The novelist, one of the most important figures in Spanish literature, has died at 61 years of age as a result of cancer
The writer Almudena Grandes, one of the most important figures in Spanish literature, died this Saturday at the age of 61 as a result of cancer. The author, who became known with ‘The ages of Lulu’, announced a little over a month ago in one of her opinion columns that she had suffered from this disease for just over a year. He did it in ‘El País weekly’. He then claimed to be “in the best hands.” In that text he also explained that he had received the diagnosis during a routine check-up and that some intestinal complications derived from his disease prevented him from being at the last Book Fair, but he confirmed that he was still writing and working on a new novel.
“Perhaps it will reappear with hair, perhaps without hair, with a curly mane or with the hairstyle of my dear Josefina Báquer, as my grandmother called her,” she wrote in her column, where I promised that I would sit down “in a booth to sign copies and look into the eyes of my readers. Unfortunately, it could not be.
It was 1989 the year of his literary baptism with ‘The ages of Lulú’, a work for which he won the Erotic Narrative Award La Sonrisa Vertical, from Editorial Tusquets. A year later, the story of that 15-year-old girl madly in love with a university professor was taken to the cinema by the hand of Bigas Luna. That story, which already gave a good example of his joyous narrative style and an innate ability to connect with the reader, opened the doors to the life that Grandes had always dreamed of and that he never abandoned.
Then there would be titles such as ‘I will call you Friday’ (1991), ‘Malena is a tango name’ (1994), ‘Atlas of human geography’ (1998), ‘Los aires humana’ (2002), ‘Castillos de cardboard’ ( 2004) or ‘The frozen heart’ (2007), many of which received their corresponding audiovisual adaptation.
It was precisely with this latest novel, winner of the José Manuel Lara Prize, an obsession of the writer since 2002 and for which she was documented reading more than two hundred books about the Spanish Civil War, where the author noticed for the first time in the lives of the Republican exiles and their descendants. Intellectually and socially committed and sensitized to historical memory, she then became the narrator who gave voice to the defeated of the Spanish twentieth century.
An admirer of Benito Pérez Galdós, in 2010 she began an unusual feat and challenge, with the ‘Episodes of an Endless War’, a saga of six novels that delved into the most terrible of the 20th century, something like her own «national episodes» . Literary and planning hyperactive, by the time she released ‘Inés y la feliz’, awarded the Critics Prize, among other distinctions, Grandes already had in mind what she was going to tell in the next five volumes. There was no reason why she didn’t mind being greeted, half a joke half seriously like Benita Grandes Galdós.
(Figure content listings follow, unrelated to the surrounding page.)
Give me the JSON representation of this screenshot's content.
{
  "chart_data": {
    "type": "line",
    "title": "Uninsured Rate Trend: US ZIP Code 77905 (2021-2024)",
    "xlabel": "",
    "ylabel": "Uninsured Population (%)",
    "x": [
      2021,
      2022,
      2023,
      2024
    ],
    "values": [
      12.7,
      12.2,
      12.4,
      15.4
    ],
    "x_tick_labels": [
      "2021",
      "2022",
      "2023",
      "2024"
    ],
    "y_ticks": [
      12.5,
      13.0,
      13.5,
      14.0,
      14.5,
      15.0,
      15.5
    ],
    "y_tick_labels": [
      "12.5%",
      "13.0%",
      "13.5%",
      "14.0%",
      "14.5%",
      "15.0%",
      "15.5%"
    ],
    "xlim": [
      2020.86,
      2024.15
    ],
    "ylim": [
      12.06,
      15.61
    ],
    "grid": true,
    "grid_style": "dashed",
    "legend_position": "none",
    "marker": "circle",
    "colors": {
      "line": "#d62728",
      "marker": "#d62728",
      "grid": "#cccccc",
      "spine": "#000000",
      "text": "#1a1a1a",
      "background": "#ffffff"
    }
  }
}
In the novelist’s centennial year, she was beyond proud of the comparison. “My mother was called Benita, so it would have been easy to share a name with Don Benito,” she explained smilingly in February of last year when she presented the fifth, ‘The Bride of Frankenstein’, which she dedicated “to all those women who could not dare to make their own decisions without being called whores. ”His plan was to close the saga, which has sold more than a million copies and which won him awards such as the National Narrative in 2018 for ‘The patients of doctor García’, in 1964 When this Madrilenian sponsored by Galdós was a four-year-old baby, the project is now unfinished.
Also an analyst of his time, he assured that the country “has a big problem with the right wing, that every time it loses power it behaves as if it had been stolen.”
The 2018 Liber Prize awarded by the editors is expanded by the narrator “to create a literary work focused on women and on the recent history of Spain.”
Several of his stories have been brought to the big screen and have won awards such as the Lara Foundation, the Madrid and Seville Bookstore awards, the Archbishop Juan de San Clemente, the Cálamo, the Rapallo Carige and the Prix Méditerranée. For his civic commitment, he received the Julián Besteiro awards for Arts and Letters, the Lawyers of Atocha and the Historical Memory of the Region of Murcia.